А Теофиль опять, спрашивал:
– Что же должен делать всемогущий бог и в чем проявляется его власть, если она ограничена законами природы, основанными на принципе причинности?
Жалко было смотреть, с какими негодными средствами шел ксендз Вайс на подмогу Гродзицкому-старшему. Протягивая ему два пальца с высокого берега, держась подальше от предательской пучины, точно боялся замочить подол сутаны, ксендз наставлял, что надо помнить о возможности чуда. Но Гродзицкий, избегая этого опасного словечка, взялся за защиту веры собственными силами.
– Причину вы связываете (Теофиль уже был включен в это «вы», что ему льстило) с законами природы, закон природы выводите из сил природы, а их уже оставляете без объяснения. У вас все движется без начала и конца. Перпетуум-мобиле, который вам не удалось построить на земле, вы перенесли в бесконечность.
– Все подчиняется определенным законам. Некоторых законов мы еще не знаем. В этих двух простых утверждениях вся суть науки. В них нет места случайностям, которые зависят от высшей воли.

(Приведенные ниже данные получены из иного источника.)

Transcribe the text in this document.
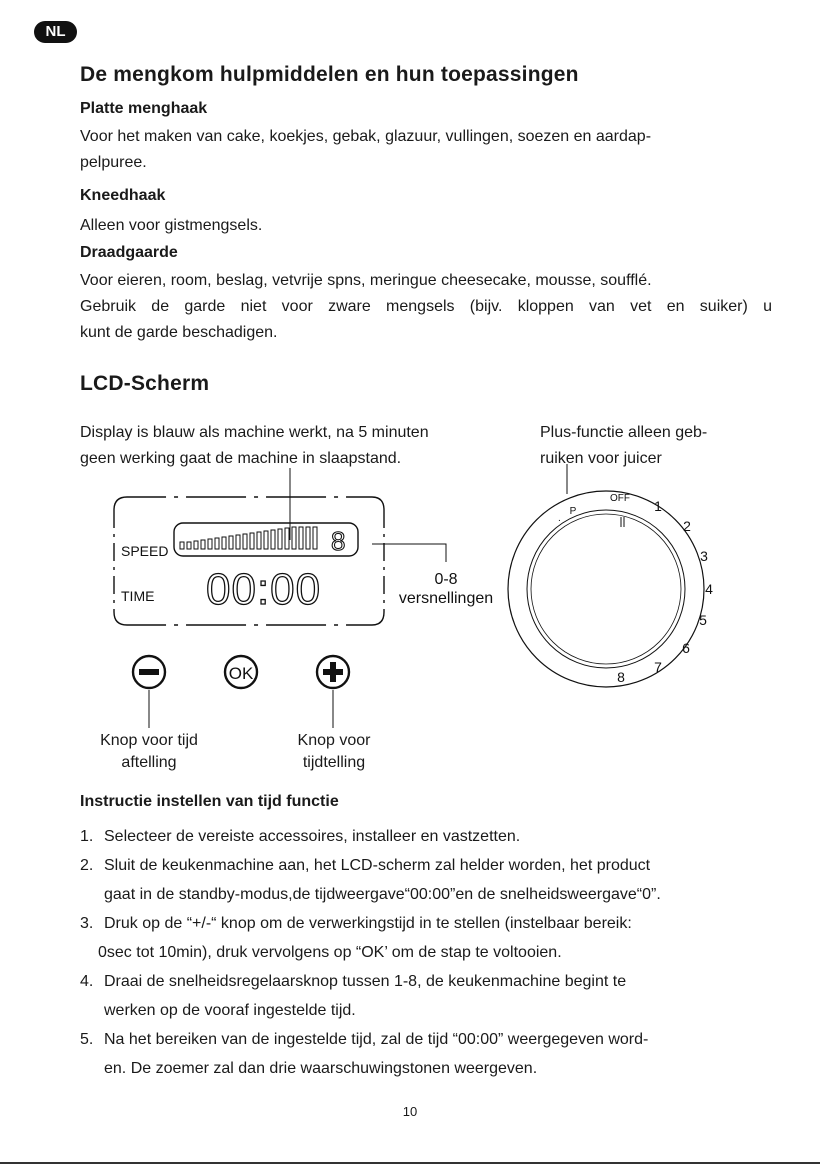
NL
De mengkom hulpmiddelen en hun toepassingen
Platte menghaak
Voor het maken van cake, koekjes, gebak, glazuur, vullingen, soezen en aardap-
pelpuree.
Kneedhaak
Alleen voor gistmengsels.
Draadgaarde
Voor eieren, room, beslag, vetvrije spns, meringue cheesecake, mousse, soufflé.
Gebruik de garde niet voor zware mengsels (bijv. kloppen van vet en suiker) u
kunt de garde beschadigen.
LCD-Scherm
Display is blauw als machine werkt, na 5 minuten
geen werking gaat de machine in slaapstand.
Plus-functie alleen geb-
ruiken voor juicer
8
SPEED
TIME 00:00	0-8
versnellingen
OK
OFF
P
.
1
2
3
4
5
6
7
8
Knop voor tijd
aftelling
Knop voor
tijdtelling
Instructie instellen van tijd functie
1. Selecteer de vereiste accessoires, installeer en vastzetten.
2. Sluit de keukenmachine aan, het LCD-scherm zal helder worden, het product
gaat in de standby-modus,de tijdweergave“00:00”en de snelheidsweergave“0”.
3. Druk op de “+/-“ knop om de verwerkingstijd in te stellen (instelbaar bereik:
0sec tot 10min), druk vervolgens op “OK’ om de stap te voltooien.
4. Draai de snelheidsregelaarsknop tussen 1-8, de keukenmachine begint te
werken op de vooraf ingestelde tijd.
5. Na het bereiken van de ingestelde tijd, zal de tijd “00:00” weergegeven word-
en. De zoemer zal dan drie waarschuwingstonen weergeven.
10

Тут вмешалась пани Зофья с Милятыном и Лурдом, улучив наконец минуту, чтобы напомнить о своем существовании. Теофиль сдержался и не вымолвил слов, вертевшихся на языке, – невежество матери внушало ему куда больше уважения, чем познания отца.
Надворный советник выбрал несколько книг из числа упомянутых в примечаниях ксендза Вайса (Циммерман: «Без границ и конца», Шанц: «Защита христианства»; Рольфеc: «Истина веры» и заказал их в Вене на адрес наместничества. Никогда еще не получали в этих стенах подобной посылки. Расписываясь на квитанции и отсчитывая почтальону деньги (книги были высланы наложенным платежом), Гродзицкий не мог скрыть легкого замешательства, и присутствовавший при этом бывший учитель Маевский, который принес какие-то протоколы Школьного совета, по свойственной ему склонности заподозрил, что там находятся «тайные» издания.
В новых книгах на каждой странице встречались старые знакомые: первопричина; вещь в себе; достаточное основание; почтенное общество понятий, напоминавших не то пасторов, не то ксендзов в цивильной одежде; те же образы и сравнения – травы, цветы, птицы, совершенство глаза, движение планет – доказывали дивный порядок мироздания; точно так же читателя вели по дороге спокойных размышлений и ясной логики, под сенью тенистых слов.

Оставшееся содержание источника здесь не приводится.